Tips for Measuring and Assessing Soft Skills

Written By
Luke George
Published on
March 24, 2023
Blog

When organizations fill critical roles, they post a job description to recruit external candidates. Some also survey their staff to see if any current employees are qualified.

In either case, hiring teams typically evaluate hard skills—job-specific abilities that are essential to performing the job successfully. Many business leaders also acknowledge the importance of measuring and assessing soft skills—personal attributes that determine whether a candidate is a good cultural fit for the organization.

Industry research shows 73% of employee turnover is due to poor cultural fit. Organizations strive to minimize turnover because it kills productivity and is extremely expensive. In 2022, the cost of voluntary employee turnover amounted to over $1 trillion. For professional employees, the cost typically equals 100 to 150% of their salary; for a senior manager, it can be as high as 213%.

Why Measuring and Assessing Soft Skills is Important

Assessing hard skills helps you confirm whether a candidate can do a job but not whether the person will be successful in the role. The following example shows how a candidate can have all the right skills to do the job and fail because they are a poor fit for the corporate culture.

A software company in Phoenix, AZ, hired a lead engineer to manage a team of four Java developers. The company’s work environment was laid back and casual. All employees, including senior managers and the CEO, wore shorts, t-shirts, and Birkenstocks. Employees were allowed maximum freedom as long as they were in the office during business hours, attended meetings, and completed their work on time.

The new lead engineer had excellent technical skills but was an autocratic leader with a direct management style who wanted his orders followed without question. After he had been on the job for two months, the four developers on his team walked into the CEO’s office and threatened to quit.

There was no doubt that the lead engineer had the technical skills that were required for the job. However, an online soft skills assessment would have shown that his management style was incompatible with corporate culture. He moved on to another company; the company hired a new lead engineer, and both sides were happy.

How to Measure and Assess Soft Skills

Organizations need to implement an industry-leading assessment solution such as the eSkill Talent Assessment PlatformTM to measure and assess soft skills and hard skills accurately.

eSkill clients have access to a library with hundreds of assessments. They can use pre-prepared assessments or build custom assessments, tailored to specific jobs, by selecting questions from multiple assessments. They can even add their own questions.

Suppose the company in our example used an assessment solution. In that case, the HR team could have required applicants to complete hard skills tests such as Java Developer and Project Manager and online soft skills assessments such as Team Management and Leadership Skills. They also could have built their own test by selecting questions from each of these assessments and adding their own questions.

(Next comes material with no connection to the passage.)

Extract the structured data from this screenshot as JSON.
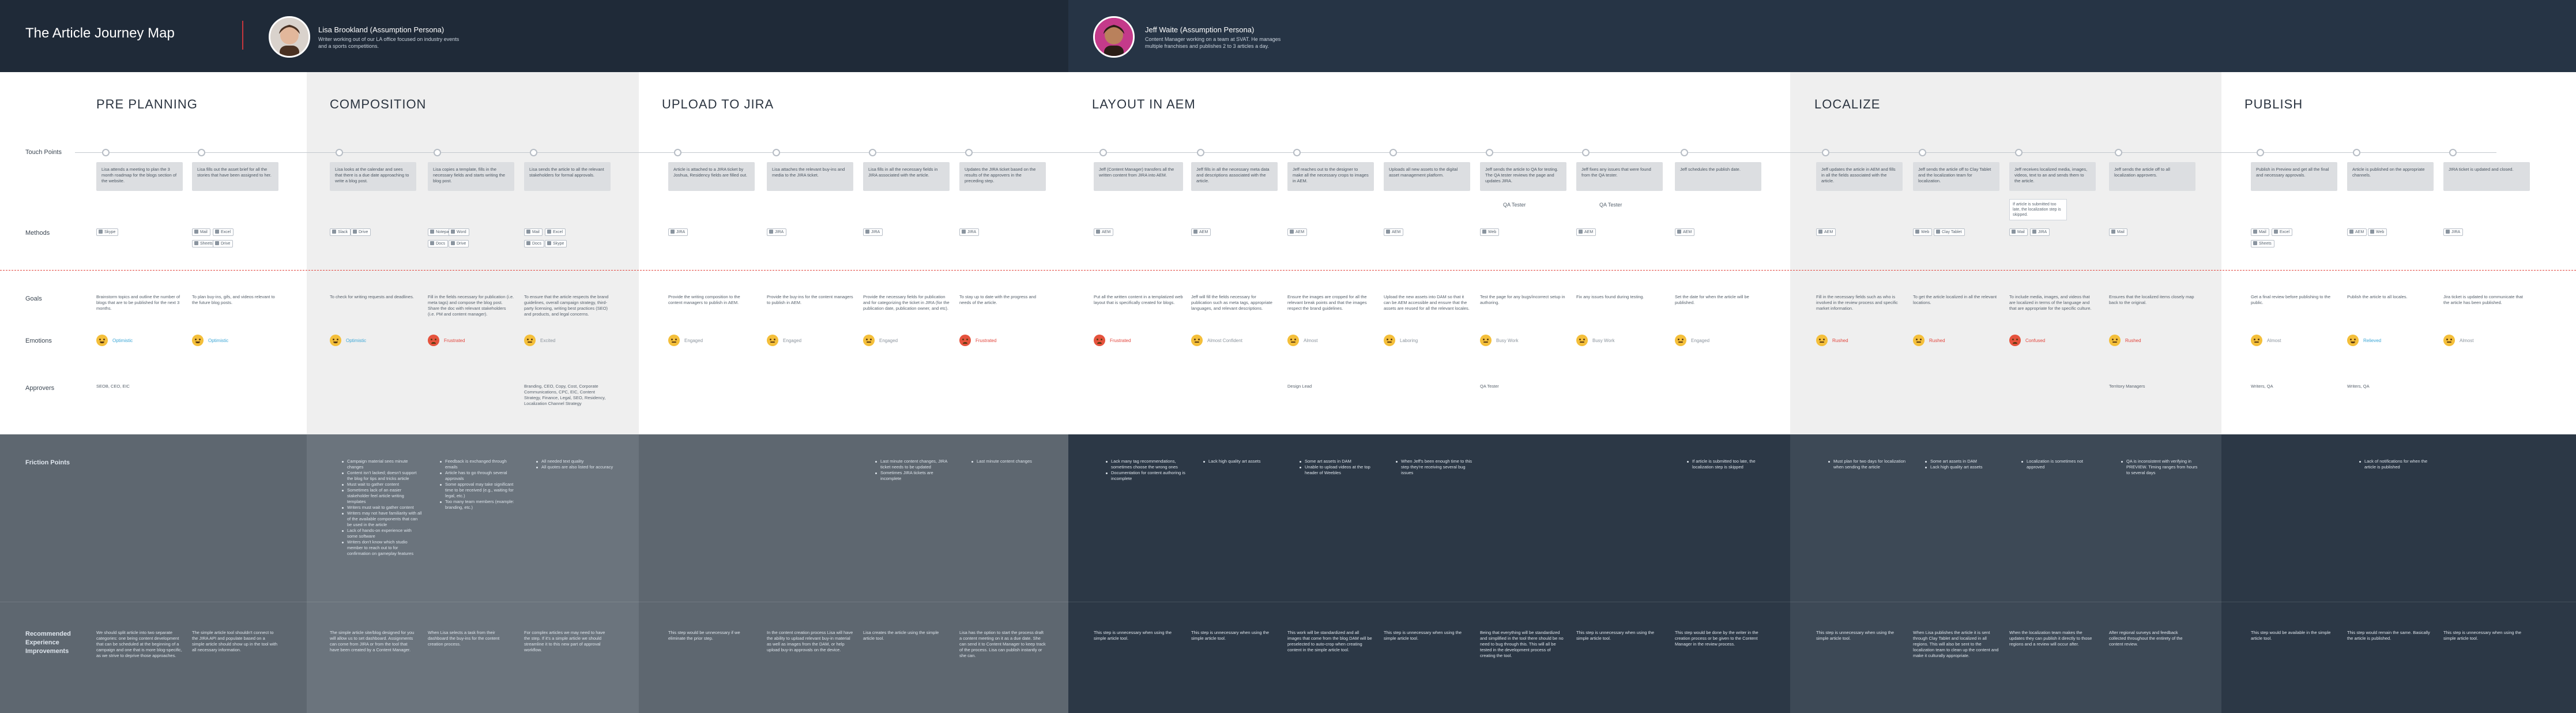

Other Tips for Measuring and Assessing Soft Skills

Hard skills are easy to assess because they measure abilities candidates have acquired through training, school, or work experience. So, the Java Developer and Project Manager skills tests would have confirmed that the lead engineer knew how to build Java-based applications and understood the software development process and best practices.

Soft skills can be challenging to evaluate. The lead engineer was friendly and personable during his interviews and sounded like the perfect hire. Unfortunately, he was a completely different person on the job. If the hiring team had required the candidate to complete online soft skills assessments, they would have seen the warning signs and chosen someone who was a better fit for the company culture.

These are some other tips and hiring best practices they could have used to measure and assess soft skills.

Ask Candidates to List Soft Skills That Are Important for the Job: If candidates do not know which soft skills were needed for the job, it is likely that they would not be a good fit.

Ask Candidates to Explain How They Used Soft Skills in Work Situations: Candidates could demonstrate that they understand the job and company environment. This would show the hiring team how they would react in specific situations and indicated whether their actions would disrupt team chemistry.

Present Candidates with Scenarios that Require Soft Skills to Resolve: An excellent way to measure and assess soft skills is to present candidates with scenarios they will encounter on the job and ask how they would address the problem. The candidate’s answers could reveal potential red flags so the hiring team could consider other applicants.

Get Started with Online Soft Skills Assessments

An assessment solution is an organization’s best tool for identifying top internal and external talent because it takes the guesswork out of hiring. Hard skills test results show which candidates have the skills to do that job, and online soft skills assessment results indicate whether they can work well in your company environment.